Due to the success of co-training but its relatively limited application, many works have proposed the improvement of standard co-training by eliminating the required conditions. Nigam and Ghani [57] proposed the Co-EM algorithm which is the combination of the co-training and expectation maximization (EM) and can probabilistically label the unlabelled patterns. The EM algorithm is used as a base for the new version of the co-training while in the basic co-training algorithm naïve Bayes classifiers are used. The Co-EM algorithm was applied to web page datasets and their results were better than the co-training algorithm. Goldman and Zhou [30] relaxed the co-training split views assumption that does not require

splitting the input feature for two views. In addition, the co-training algorithm used two different classifiers instead of just a single classifier. Each classifier can be obtained via an equivalence classes set by divide the input space.

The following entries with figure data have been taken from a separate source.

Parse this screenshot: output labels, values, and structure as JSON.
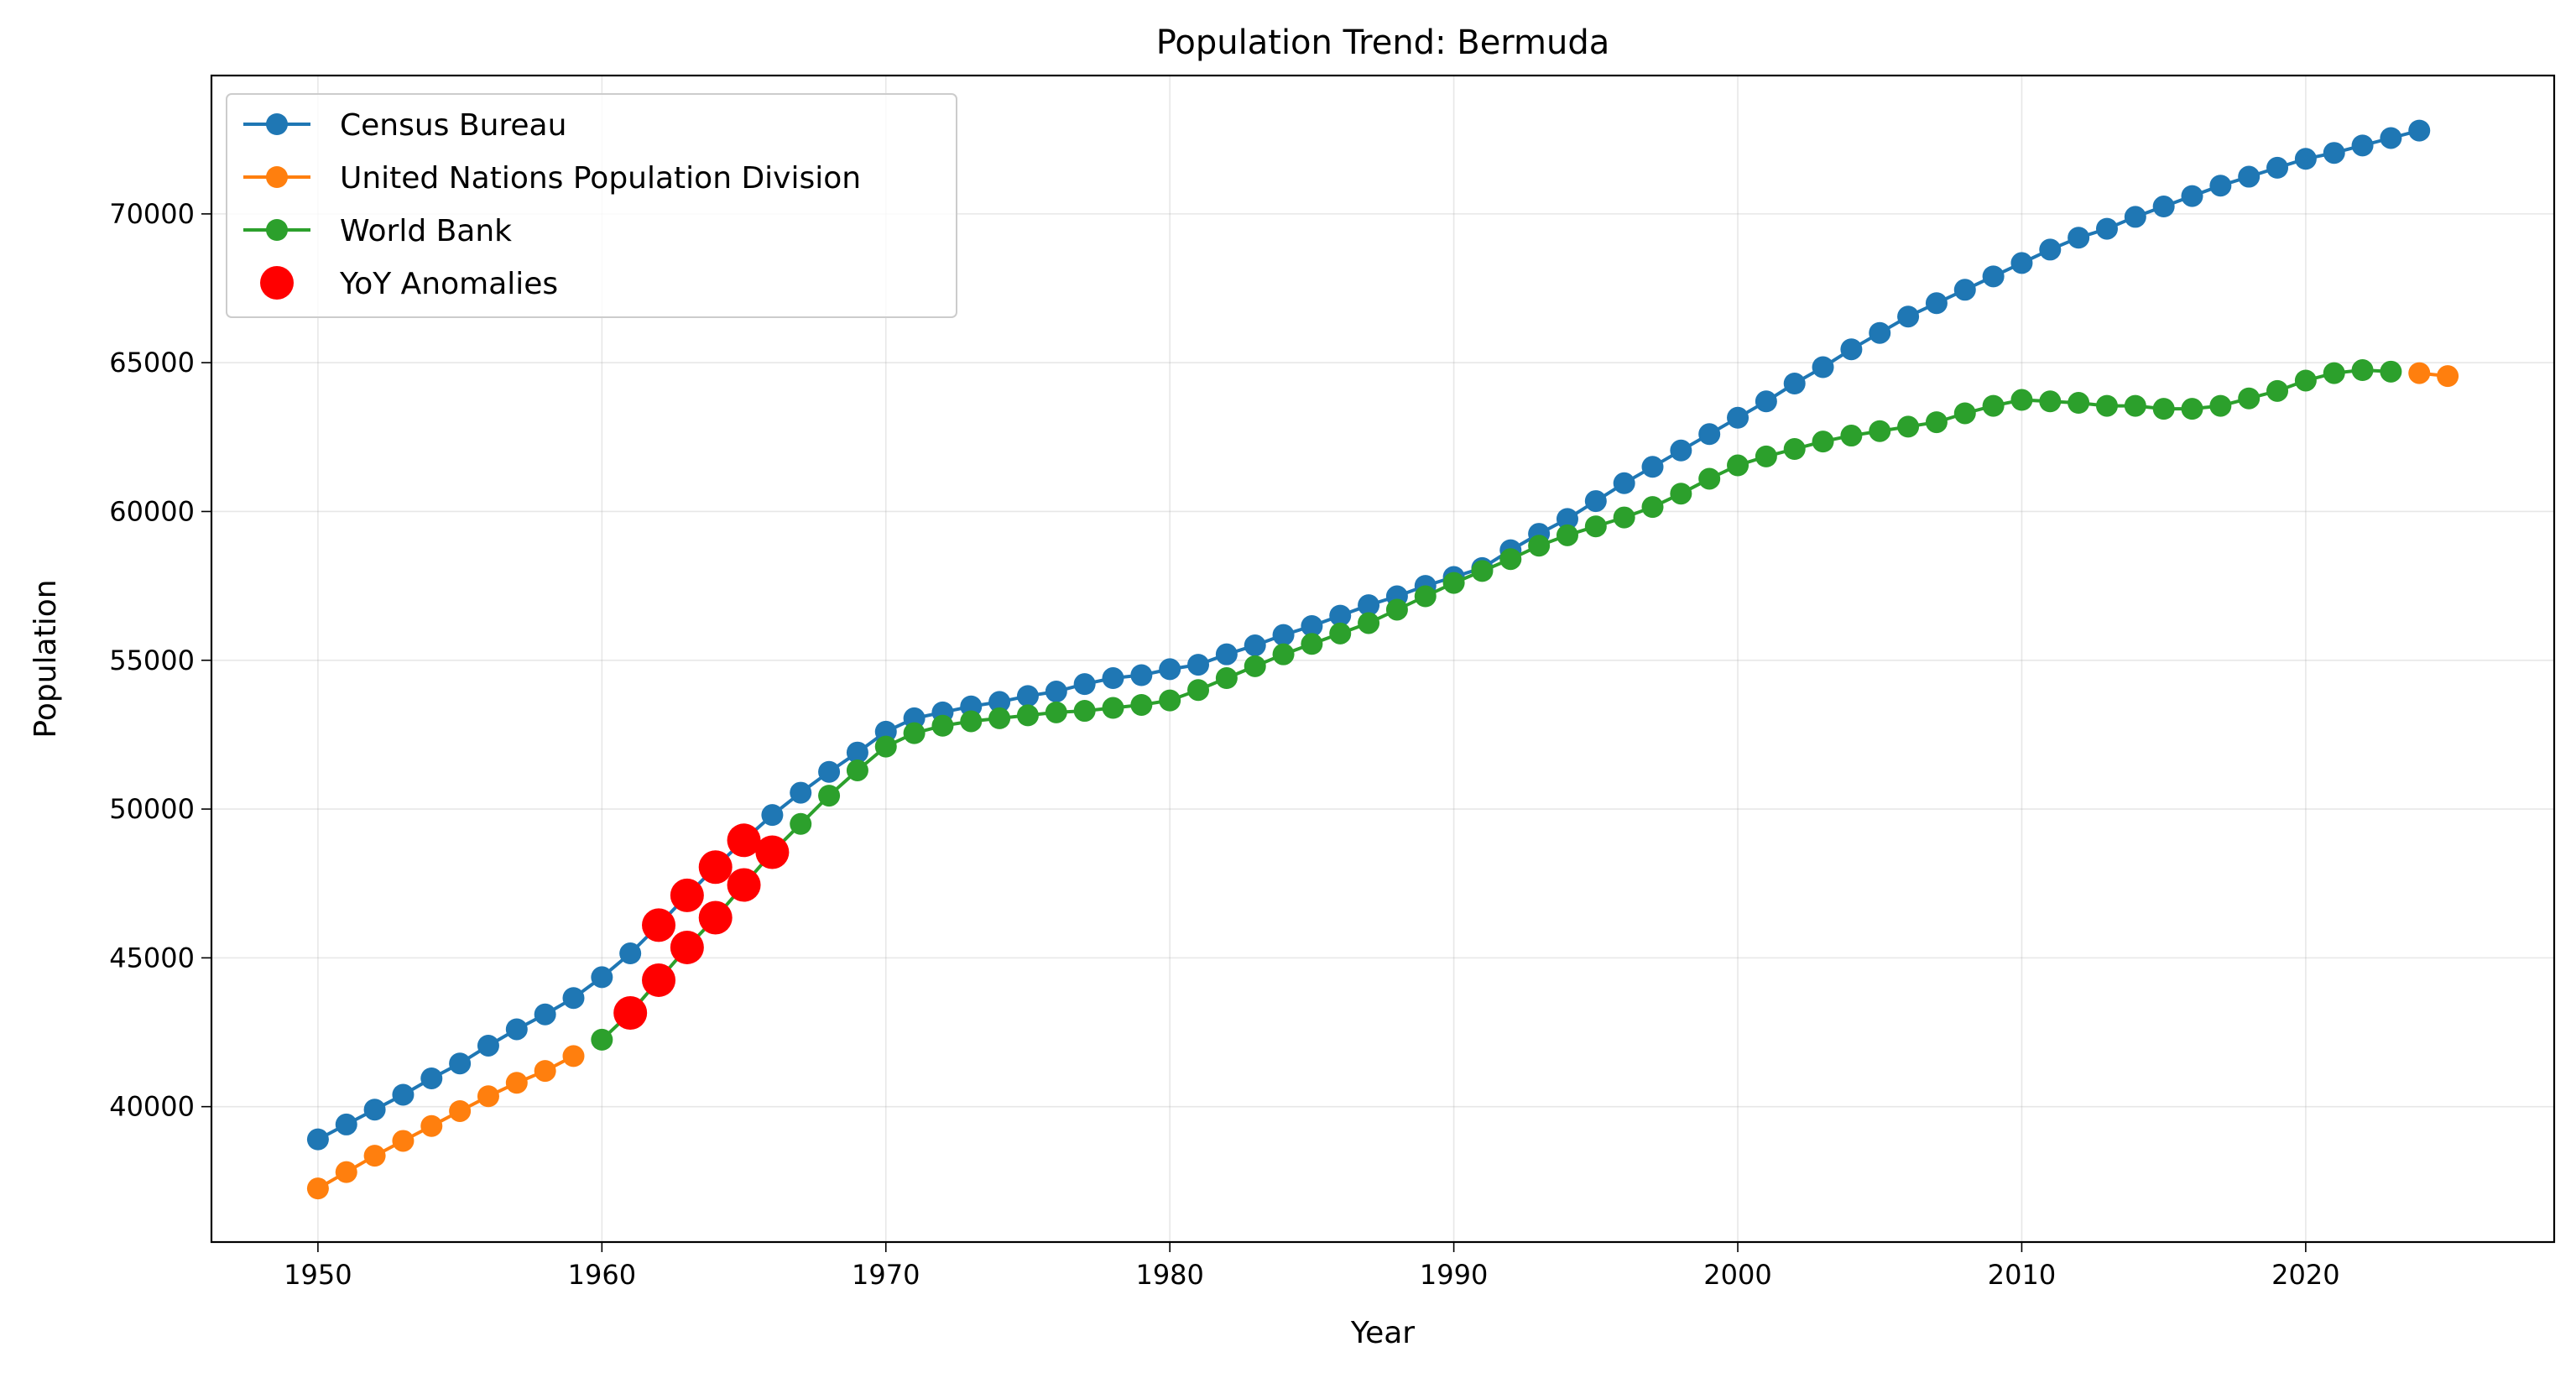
{
  "chart_data": {
    "type": "line",
    "title": "Population Trend: Bermuda",
    "xlabel": "Year",
    "ylabel": "Population",
    "xlim": [
      1946.25,
      2028.75
    ],
    "ylim": [
      35450,
      74650
    ],
    "x_ticks": [
      1950,
      1960,
      1970,
      1980,
      1990,
      2000,
      2010,
      2020
    ],
    "y_ticks": [
      40000,
      45000,
      50000,
      55000,
      60000,
      65000,
      70000
    ],
    "grid": true,
    "legend_position": "top-left",
    "series": [
      {
        "name": "Census Bureau",
        "color": "#1f77b4",
        "x": [
          1950,
          1951,
          1952,
          1953,
          1954,
          1955,
          1956,
          1957,
          1958,
          1959,
          1960,
          1961,
          1962,
          1963,
          1964,
          1965,
          1966,
          1967,
          1968,
          1969,
          1970,
          1971,
          1972,
          1973,
          1974,
          1975,
          1976,
          1977,
          1978,
          1979,
          1980,
          1981,
          1982,
          1983,
          1984,
          1985,
          1986,
          1987,
          1988,
          1989,
          1990,
          1991,
          1992,
          1993,
          1994,
          1995,
          1996,
          1997,
          1998,
          1999,
          2000,
          2001,
          2002,
          2003,
          2004,
          2005,
          2006,
          2007,
          2008,
          2009,
          2010,
          2011,
          2012,
          2013,
          2014,
          2015,
          2016,
          2017,
          2018,
          2019,
          2020,
          2021,
          2022,
          2023,
          2024
        ],
        "values": [
          38900,
          39400,
          39900,
          40400,
          40950,
          41450,
          42050,
          42600,
          43100,
          43650,
          44350,
          45150,
          46100,
          47100,
          48050,
          48950,
          49800,
          50550,
          51250,
          51900,
          52600,
          53050,
          53250,
          53450,
          53600,
          53800,
          53950,
          54200,
          54400,
          54500,
          54700,
          54850,
          55200,
          55500,
          55850,
          56150,
          56500,
          56850,
          57150,
          57500,
          57800,
          58100,
          58700,
          59250,
          59750,
          60350,
          60950,
          61500,
          62050,
          62600,
          63150,
          63700,
          64300,
          64850,
          65450,
          66000,
          66550,
          67000,
          67450,
          67900,
          68350,
          68800,
          69200,
          69500,
          69900,
          70250,
          70600,
          70950,
          71250,
          71550,
          71850,
          72050,
          72300,
          72550,
          72800
        ]
      },
      {
        "name": "United Nations Population Division",
        "color": "#ff7f0e",
        "x": [
          1950,
          1951,
          1952,
          1953,
          1954,
          1955,
          1956,
          1957,
          1958,
          1959,
          2024,
          2025
        ],
        "values": [
          37250,
          37800,
          38350,
          38850,
          39350,
          39850,
          40350,
          40800,
          41200,
          41700,
          64650,
          64550
        ]
      },
      {
        "name": "World Bank",
        "color": "#2ca02c",
        "x": [
          1960,
          1961,
          1962,
          1963,
          1964,
          1965,
          1966,
          1967,
          1968,
          1969,
          1970,
          1971,
          1972,
          1973,
          1974,
          1975,
          1976,
          1977,
          1978,
          1979,
          1980,
          1981,
          1982,
          1983,
          1984,
          1985,
          1986,
          1987,
          1988,
          1989,
          1990,
          1991,
          1992,
          1993,
          1994,
          1995,
          1996,
          1997,
          1998,
          1999,
          2000,
          2001,
          2002,
          2003,
          2004,
          2005,
          2006,
          2007,
          2008,
          2009,
          2010,
          2011,
          2012,
          2013,
          2014,
          2015,
          2016,
          2017,
          2018,
          2019,
          2020,
          2021,
          2022,
          2023
        ],
        "values": [
          42250,
          43150,
          44250,
          45350,
          46350,
          47450,
          48550,
          49500,
          50450,
          51300,
          52100,
          52550,
          52800,
          52950,
          53050,
          53150,
          53250,
          53300,
          53400,
          53500,
          53650,
          54000,
          54400,
          54800,
          55200,
          55550,
          55900,
          56250,
          56700,
          57150,
          57600,
          58000,
          58400,
          58850,
          59200,
          59500,
          59800,
          60150,
          60600,
          61100,
          61550,
          61850,
          62100,
          62350,
          62550,
          62700,
          62850,
          63000,
          63300,
          63550,
          63750,
          63700,
          63650,
          63550,
          63550,
          63450,
          63450,
          63550,
          63800,
          64050,
          64400,
          64650,
          64750,
          64700
        ]
      },
      {
        "name": "YoY Anomalies",
        "color": "#ff0000",
        "type": "scatter",
        "x": [
          1961,
          1962,
          1962,
          1963,
          1963,
          1964,
          1964,
          1965,
          1965,
          1966
        ],
        "values": [
          43150,
          44250,
          46100,
          45350,
          47100,
          46350,
          48050,
          47450,
          48950,
          48550
        ]
      }
    ]
  }
}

In order to relax the conditional independence assumption between views, Zhou and Li [90] proposed the Tri-training algorithm, which uses three classifiers. In order to train one classifier, the remaining two classifiers should agree on the labelling of the unlabelled data and then it will be used in the training set of the given (third) classifier. If the splitting of the feature set is not straightforward, both tri-training and co-training may over-fit with the use of the most confident instances. In addition, the over-fitting classifier can lead to the degradation of classification accuracy because both methods depend on the quality of the subsets of features. More generally, we can define learning paradigms that utilize the agreement among different classifiers. Subsequently, they expanded this idea by proposing a new algorithm named the co-forest algorithm, that involved ensemble techniques to include a large number of base classifiers [49]. Multi-view learning models do not require the particular assumptions of co-training and it has access to separate classifiers. The classifiers might be of different types (e.g., naïve Bayes, decision tree, neural network, etc.) but they are trained on the same labelled data, and are necessary to make similar predictions on any given unlabelled data [93].

Similarly, the co-training algorithm was modified fro another semi-supervised method [89] called democratic co-learning. The current algorithm does not use multiple views but it uses multiple classifiers. In addition, democratic co-learning uses a weighted majority voting procedure for labelling the unlabelled patterns. The ensemble method is applied to the training of each classifier separately, using only the labelled patterns, then each classifier uses the unlabelled patterns to obtain predictions separately. Finally, majority voting is applied between the classifiers for labelling the unlabelled patterns. In the labelling procedures, the cross-validation was used over the labelled patterns to select the confidence of the unlabelled

patterns and also to evaluate the performance of the classifier. However, cross-validation might give poor estimates when the amount of labelled patterns is small Zhou and Goldman [89] and Zhou and Li [90].